Selected Earlier Works

Installation Shot from "Less" (2000) at Green Street Gallery (an amazing gallery that had its last show in 2006) Boston, MA, curated by the tireless James Hull. See also: http://www.greenstreetgallery.org/jenn.html


Lookout, 2001, 19" x 22", human hair sewn into paper

Lookout, 2001, 19" x 22", human hair sewn into paper



Container, detail, 2000, 22" x 30", human hair sewn into paper

Container, 2000, 22" x 30", human hair sewn into paper



Barrack #2, detail, 2000, 15" x 15", human hair sewn into paper

Barrack #2, 2000, 15" x 15", human hair sewn into paper



Barrack #1, detail, 2000, 15" x 15", human hair sewn into paper

Barrack #1, 2000, 15" x 15", human hair sewn into paper


Untitled, 2000, 13"x 13", human hair sewn into paper


Untitled, 2000, 12"x 12", human hair sewn into paper



Compound,detail, 1999, 22"x 30", human hair sewn into paper

Compound, 1999, 22"x 30", human hair sewn into paper


Artist Statement
In the fall of 2000 I traveled to the Island of Jersey in the English Channel where hundreds of Hitler’s Atlantic Wall bunkers stud the coastline. Some of them looked as if they had been built thousands of years ago, with their stepped “porches” and tomblike portals, and others were eerily futuristic. These beautiful and terrible fortresses became metaphors for personal and artistic issues that I was dealing with at the time: safety, fear, vulnerability, hatred, cruelty.
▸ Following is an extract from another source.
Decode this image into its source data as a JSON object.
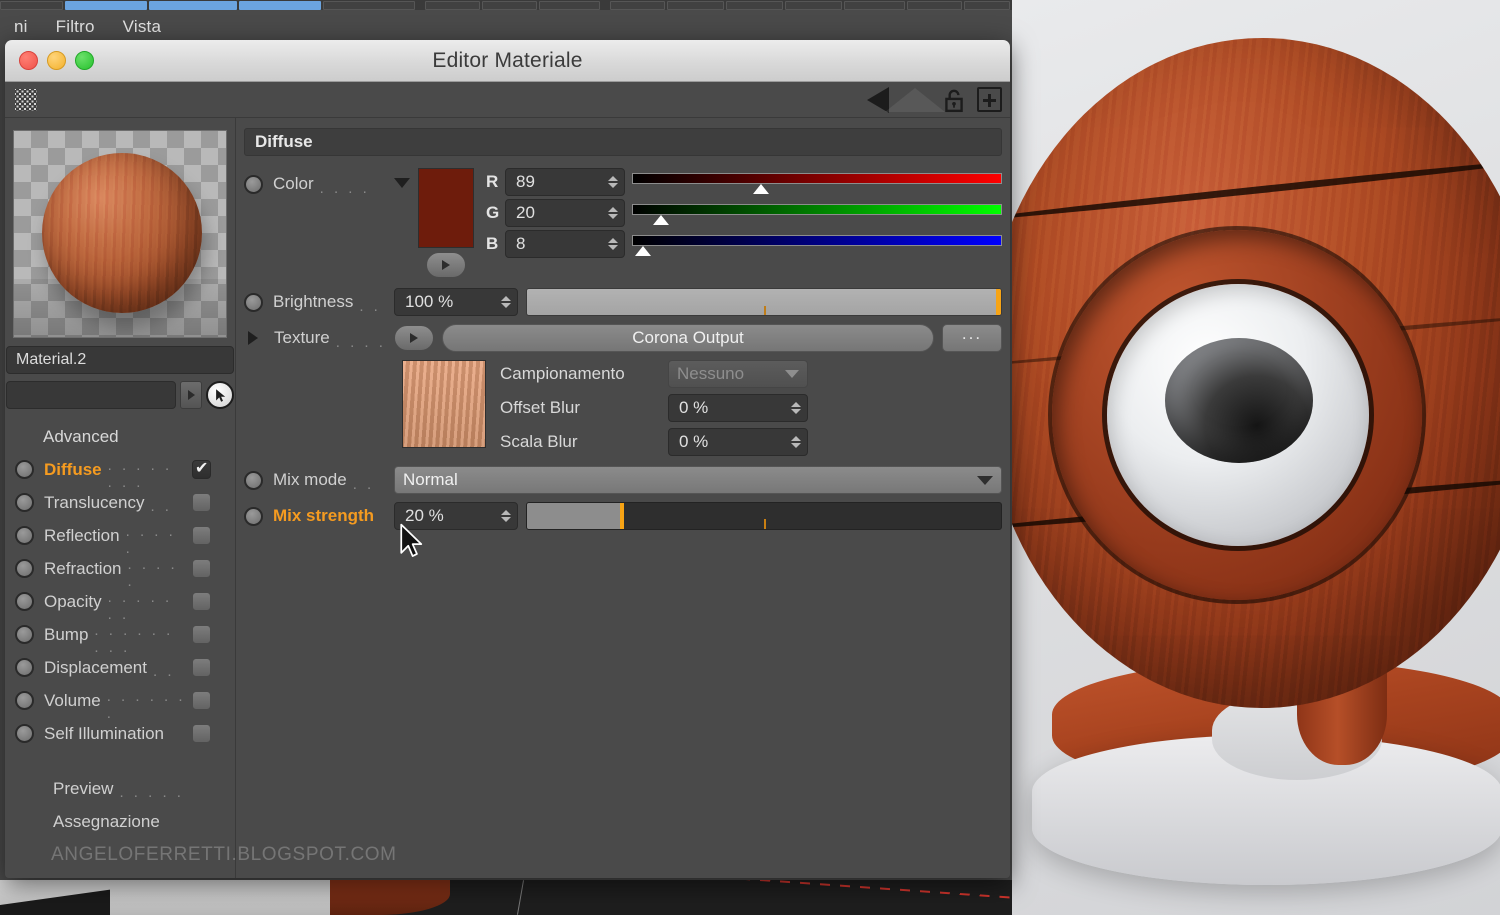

I reference the bunker forms by making schematic drawings on paper, and I then pierce the surface with a needle hundreds of times along the pencil lines. I knot individual strands of hair end to end and sew them into the paper or canvas. The hair creates bisecting planes that overlap and build up to create a schematic “drawing” which floats in a horizonless space. I am interested in representing closed, illusionistic rooms or spaces that hold memory. The fragility and visceral quality of the hair softens and humanizes the precise perspectival drawings of these imaginary fortresses, as it creates a play on scale and density.